Rencontre artistique logique quand on voit la proximité de vos univers réciproques ?
JC
Denis : Il est clair que nous avons des terrains de prédilection en
commun. Nous partageons, par exemple, ce même intérêt pour le quotidien
avec un zeste de dérapage vers l’imaginaire. Si j’ai vite arrêté
d’utiliser la notion de rêve dans les histoires de Luc Leroi
[Casterman], eux ont continué à le faire…
Charles
Berbérian : Ce qui me plaît dans les scénarios de Jean- Claude, ce sont
leurs orientations obliques. Alors pour le sujet d’Un peu avant la
fortune, qui est en gros « j’ai le ticket gagnant et que vais-je faire
de tout cet argent ? », j’ai savouré la direction du récit. Son
scénario est basé sur ce climax. Je me suis refusé de le lire jusqu’au
bout, histoire de garder du recul sur sa cohérence mais aussi pour le
plaisir de la lecture…
Philippe
Dupuy : Son écriture est graphique et ses dialogues sont très écrits ce
qui est rare dans une BD. Cela donne une couleur…
Charles
Berbérian : Nous nous sommes rendu compte, lors des serrages de boulons
finaux, que bien souvent nous occultions la négation dans nos
dialogues. Par exemple, nous n’écrivons jamais « Je ne suis pas là… »,
mais « J’suis pas là ! ». Cela hérissait le poil de Jean-Claude. Alors,
nous les rajoutions. Il fallait respecter la musique de Jean-Claude.
Philippe
Dupuy : C’est un peu plus complexe que cela. Certains de nos
personnages, en fonction de leur appartenance sociale, marquent la
négation. Cela amène du sens sur ce qu’ils sont et sur leurs niveaux
d’éducation.
JC
Denis : Dans ce livre-là, tout le monde parle de la même manière. Comme
j’avais fait le choix de mettre la négation dès le début, j’ai été très
attentif sur leur rendu.
Aviez-vous établi une sorte de cahier des charges entre vous ?
Philippe
Dupuy : Nous avons une série de plusieurs bordereaux très précis qui
doivent être validés par plusieurs commissions de pré-scénario…
(Rires.)
Charles Berbérian : Nous avons très peu parlé de cela, ce qui nous a
d’ailleurs posé problème lors de la scène de carambolage de voitures.
Il nous a fallu dessiner des bagnoles sous toutes les coutures, or nous
détestons cela… Pour autant, Jean-Claude ne nous a pas donné de
direction de mise en scène comme peuvent le faire certains autres
scénaristes de bande dessinée.

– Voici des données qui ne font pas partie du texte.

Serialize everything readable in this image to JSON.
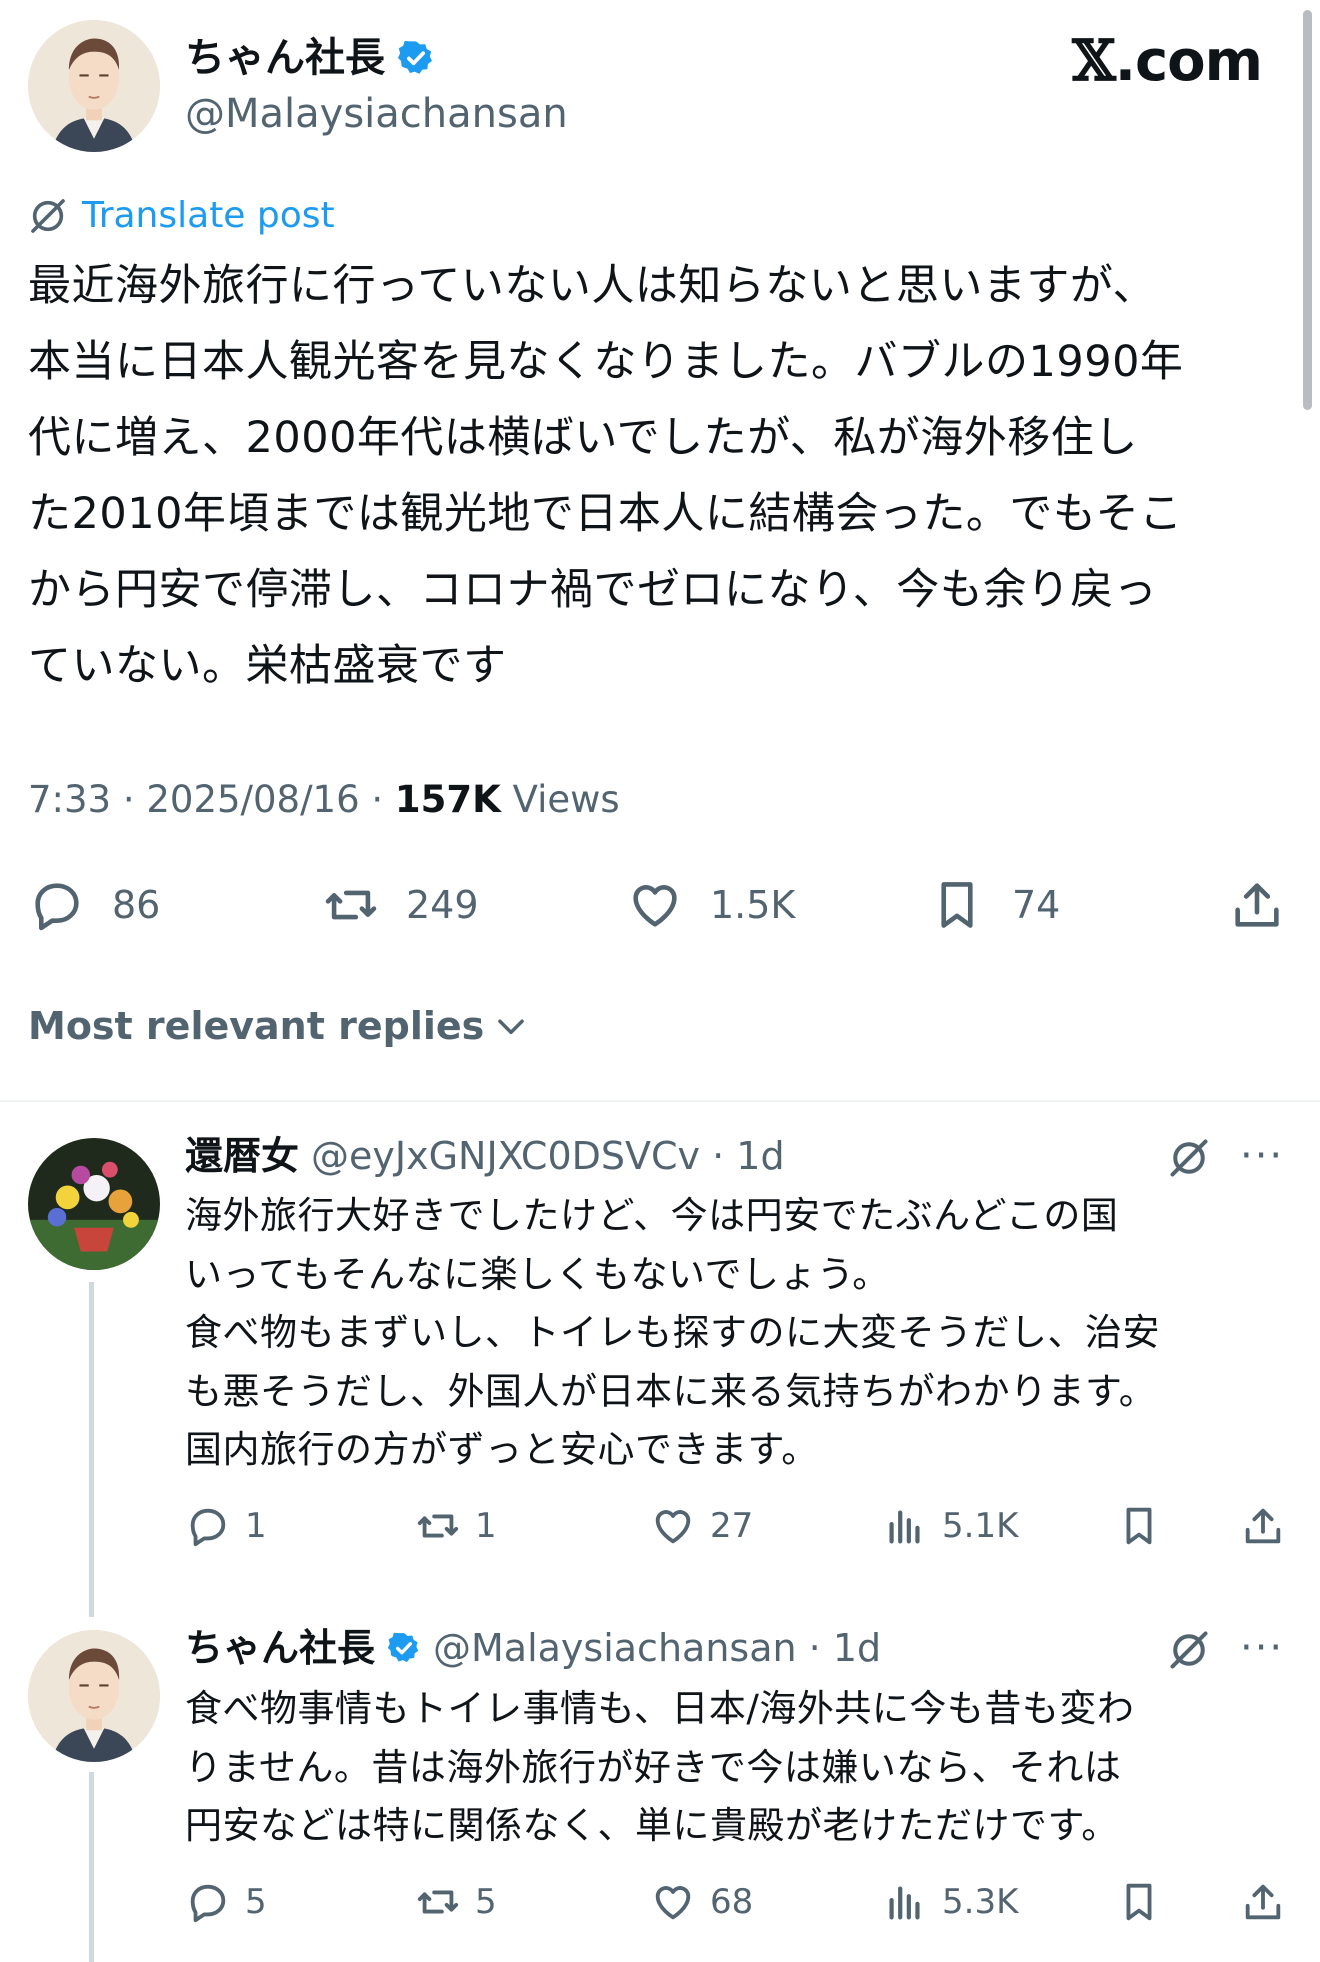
{
  "header": {
    "display_name": "ちゃん社長",
    "handle": "@Malaysiachansan",
    "brand": {
      "x": "𝕏",
      "dotcom": ".com"
    }
  },
  "post": {
    "translate_label": "Translate post",
    "text": "最近海外旅行に行っていない人は知らないと思いますが、\n本当に日本人観光客を見なくなりました。バブルの1990年\n代に増え、2000年代は横ばいでしたが、私が海外移住し\nた2010年頃までは観光地で日本人に結構会った。でもそこ\nから円安で停滞し、コロナ禍でゼロになり、今も余り戻っ\nていない。栄枯盛衰です",
    "time": "7:33 · 2025/08/16 · ",
    "views_count": "157K",
    "views_label": " Views",
    "actions": {
      "replies": "86",
      "reposts": "249",
      "likes": "1.5K",
      "bookmarks": "74"
    }
  },
  "sort_label": "Most relevant replies",
  "replies": [
    {
      "name": "還暦女",
      "handle": "@eyJxGNJXC0DSVCv · 1d",
      "text": "海外旅行大好きでしたけど、今は円安でたぶんどこの国\nいってもそんなに楽しくもないでしょう。\n食べ物もまずいし、トイレも探すのに大変そうだし、治安\nも悪そうだし、外国人が日本に来る気持ちがわかります。\n国内旅行の方がずっと安心できます。",
      "replies": "1",
      "reposts": "1",
      "likes": "27",
      "views": "5.1K"
    },
    {
      "name": "ちゃん社長",
      "handle": "@Malaysiachansan · 1d",
      "text": "食べ物事情もトイレ事情も、日本/海外共に今も昔も変わ\nりません。昔は海外旅行が好きで今は嫌いなら、それは\n円安などは特に関係なく、単に貴殿が老けただけです。",
      "replies": "5",
      "reposts": "5",
      "likes": "68",
      "views": "5.3K"
    }
  ],
  "more_label": "···",
  "colors": {
    "verified": "#1d9bf0",
    "link": "#1d9bf0",
    "secondary": "#536471",
    "text": "#0f1419"
  }
}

Nous n’aurions pas aimé cela.
Philippe
Dupuy : C’est une évidence. Je crois même que j’aurais refusé si cela
avait été le cas. Le plaisir de la mise en scène aurait disparu… C’est
important que chacun puisse s’approprier le travail de l’autre
JC
Denis : Un peu comme en musique. On propose quelque chose d’ouvert pour
que l’autre puisse y trouver sa place et donner son interprétation.